Books: On Details, Essentials, Principles and Practice in Typography. Part 4
This is the last part of our series on books about typography. In today’s medley selection we put together books published in different decades, and some that are not directly related to typography. However, rest assured that we’ll keep an eye on new books too. You’ll be the first to know about them.
Here it is, the timeless textbook from which generations of typographers and graphic designers have learned their fundamentals. For those new to the trade, Emil Ruder, one of the great twentieth-century typographers, was a pioneer who abandoned the conventional rules of his discipline and replaced them with new rules that satisfied the requirements of his new typography. Ruder explains his philosophy in 19 chapters, showing a multitude of ways to evolve in typography. This is the sixth edition. You’ll find over 500 examples. You can even choose the language to read it: English, German or French. Enjoy!
This is a book for designers of every medium in which type plays a major role. It’s a practical, hands-on resource to distill, organize, and compartmentalize the many complex issues surrounding the effective use of typography. The book is divided into four easy-to-use sections: The Letter, The Word, The Paragraph, and The Page. Each of the 100 principles has an explanation and examples representing the principle in action. Organized and designed to make the design process enjoyable and entertaining, this is also highly instructional.

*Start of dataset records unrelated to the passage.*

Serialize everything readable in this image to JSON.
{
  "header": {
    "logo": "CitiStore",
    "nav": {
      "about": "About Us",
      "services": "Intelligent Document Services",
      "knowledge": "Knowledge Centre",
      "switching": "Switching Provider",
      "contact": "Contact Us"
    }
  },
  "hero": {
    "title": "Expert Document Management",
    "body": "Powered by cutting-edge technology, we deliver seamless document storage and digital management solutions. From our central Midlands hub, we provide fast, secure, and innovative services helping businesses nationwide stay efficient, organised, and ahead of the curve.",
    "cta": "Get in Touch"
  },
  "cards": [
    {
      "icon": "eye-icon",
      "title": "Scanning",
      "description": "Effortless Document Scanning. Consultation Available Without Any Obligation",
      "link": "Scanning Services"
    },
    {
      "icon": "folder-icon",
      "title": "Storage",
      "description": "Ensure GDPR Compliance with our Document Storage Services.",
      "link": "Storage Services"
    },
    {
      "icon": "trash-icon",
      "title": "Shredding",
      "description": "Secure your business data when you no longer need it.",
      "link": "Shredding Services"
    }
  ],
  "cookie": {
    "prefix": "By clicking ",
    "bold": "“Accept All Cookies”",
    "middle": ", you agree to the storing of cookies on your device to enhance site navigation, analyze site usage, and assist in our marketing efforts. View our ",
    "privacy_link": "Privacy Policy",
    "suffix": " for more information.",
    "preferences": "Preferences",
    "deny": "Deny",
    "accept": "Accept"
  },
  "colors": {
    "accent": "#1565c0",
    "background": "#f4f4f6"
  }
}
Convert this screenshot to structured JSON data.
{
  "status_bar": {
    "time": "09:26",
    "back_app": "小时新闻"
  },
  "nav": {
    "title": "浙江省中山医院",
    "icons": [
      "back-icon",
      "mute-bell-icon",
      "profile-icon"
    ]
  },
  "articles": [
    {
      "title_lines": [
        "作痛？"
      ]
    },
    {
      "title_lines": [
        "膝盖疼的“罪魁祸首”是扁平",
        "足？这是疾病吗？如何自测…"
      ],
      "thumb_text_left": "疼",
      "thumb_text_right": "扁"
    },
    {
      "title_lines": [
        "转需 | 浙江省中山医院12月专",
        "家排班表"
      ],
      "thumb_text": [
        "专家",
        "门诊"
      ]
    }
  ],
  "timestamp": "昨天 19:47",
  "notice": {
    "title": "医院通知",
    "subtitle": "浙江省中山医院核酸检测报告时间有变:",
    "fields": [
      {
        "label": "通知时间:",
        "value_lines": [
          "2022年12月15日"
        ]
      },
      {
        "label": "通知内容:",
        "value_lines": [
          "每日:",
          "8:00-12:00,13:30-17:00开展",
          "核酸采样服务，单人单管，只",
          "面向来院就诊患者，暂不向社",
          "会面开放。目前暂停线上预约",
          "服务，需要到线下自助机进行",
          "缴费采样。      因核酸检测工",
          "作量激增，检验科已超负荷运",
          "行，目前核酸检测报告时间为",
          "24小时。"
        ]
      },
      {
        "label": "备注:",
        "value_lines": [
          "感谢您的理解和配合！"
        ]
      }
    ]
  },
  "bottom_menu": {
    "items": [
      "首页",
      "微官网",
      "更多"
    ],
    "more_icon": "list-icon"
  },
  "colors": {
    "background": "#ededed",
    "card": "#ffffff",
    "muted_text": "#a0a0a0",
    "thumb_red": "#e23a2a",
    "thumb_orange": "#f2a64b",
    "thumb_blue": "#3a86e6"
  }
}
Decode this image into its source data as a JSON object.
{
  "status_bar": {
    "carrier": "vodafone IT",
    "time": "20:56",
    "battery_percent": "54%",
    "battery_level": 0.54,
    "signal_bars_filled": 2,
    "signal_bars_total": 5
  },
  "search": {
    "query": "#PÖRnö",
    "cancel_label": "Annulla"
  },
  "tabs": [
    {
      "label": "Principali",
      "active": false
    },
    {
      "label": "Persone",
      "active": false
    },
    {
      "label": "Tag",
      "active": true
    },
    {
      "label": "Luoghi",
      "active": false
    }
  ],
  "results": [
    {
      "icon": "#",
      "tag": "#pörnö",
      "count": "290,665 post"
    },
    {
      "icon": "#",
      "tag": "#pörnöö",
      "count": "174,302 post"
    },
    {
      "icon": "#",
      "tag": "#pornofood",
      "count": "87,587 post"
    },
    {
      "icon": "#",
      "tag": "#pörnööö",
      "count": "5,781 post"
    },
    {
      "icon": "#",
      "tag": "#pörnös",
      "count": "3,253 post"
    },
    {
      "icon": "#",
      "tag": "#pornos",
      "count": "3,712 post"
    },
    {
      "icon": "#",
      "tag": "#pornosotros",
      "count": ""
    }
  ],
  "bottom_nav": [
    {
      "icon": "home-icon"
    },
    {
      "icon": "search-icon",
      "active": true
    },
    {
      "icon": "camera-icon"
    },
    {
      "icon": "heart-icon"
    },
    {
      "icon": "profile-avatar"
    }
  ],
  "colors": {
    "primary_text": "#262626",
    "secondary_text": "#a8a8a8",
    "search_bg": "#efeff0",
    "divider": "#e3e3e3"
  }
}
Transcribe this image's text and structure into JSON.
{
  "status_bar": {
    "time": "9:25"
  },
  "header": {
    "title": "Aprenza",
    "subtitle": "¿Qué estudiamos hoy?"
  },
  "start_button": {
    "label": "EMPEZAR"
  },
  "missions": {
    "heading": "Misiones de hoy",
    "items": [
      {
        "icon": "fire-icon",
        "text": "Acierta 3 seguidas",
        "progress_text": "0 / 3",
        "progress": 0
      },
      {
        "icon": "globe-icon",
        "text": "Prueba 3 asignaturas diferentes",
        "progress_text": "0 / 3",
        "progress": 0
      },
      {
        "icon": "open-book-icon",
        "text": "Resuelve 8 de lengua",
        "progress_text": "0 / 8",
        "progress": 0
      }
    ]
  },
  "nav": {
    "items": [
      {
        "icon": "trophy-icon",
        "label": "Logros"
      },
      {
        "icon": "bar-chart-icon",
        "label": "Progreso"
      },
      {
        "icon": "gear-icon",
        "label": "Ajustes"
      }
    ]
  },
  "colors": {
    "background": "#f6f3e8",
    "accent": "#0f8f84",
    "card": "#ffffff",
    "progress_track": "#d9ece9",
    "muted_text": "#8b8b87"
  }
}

This revised book was first published in… 1965, and it’s a classic guide for motion media students/teachers and graphic designers alike. Elements of image and form are analyzed and examined with regard to their inherent laws. The lessons of methodical design are used today in computer monitor design as well. The desktop publishing technique requires very clear conceptual and methodical working processes. This book, which is divided into computer-system-friendly sections, will thus serve this new circle of users as a valuable introduction, but not necessarily for beginners. It’s also not for those who are 100% focused on fonts only.
In less than 100 pages, Detail in Typography manages to cover the basics of in-paragraph formatting by answering a couple of important questions such as: How is it that text can be set perfectly and yet look insufferably dull? How do you achieve perfect congruence between the type itself and its meaning? In this book, Jost Hochuli, master book designer and author of the seminal Designing Books, addresses the finer points of setting text. He begins with a consideration of how human beings read, moving on incrementally to considerations of letter, word, and line as well as word-space and line-space. He examines whole paragraphs and how they carry meaning, thus creating a book that embodies critical thinking and articulate design in its own physical form. Great material!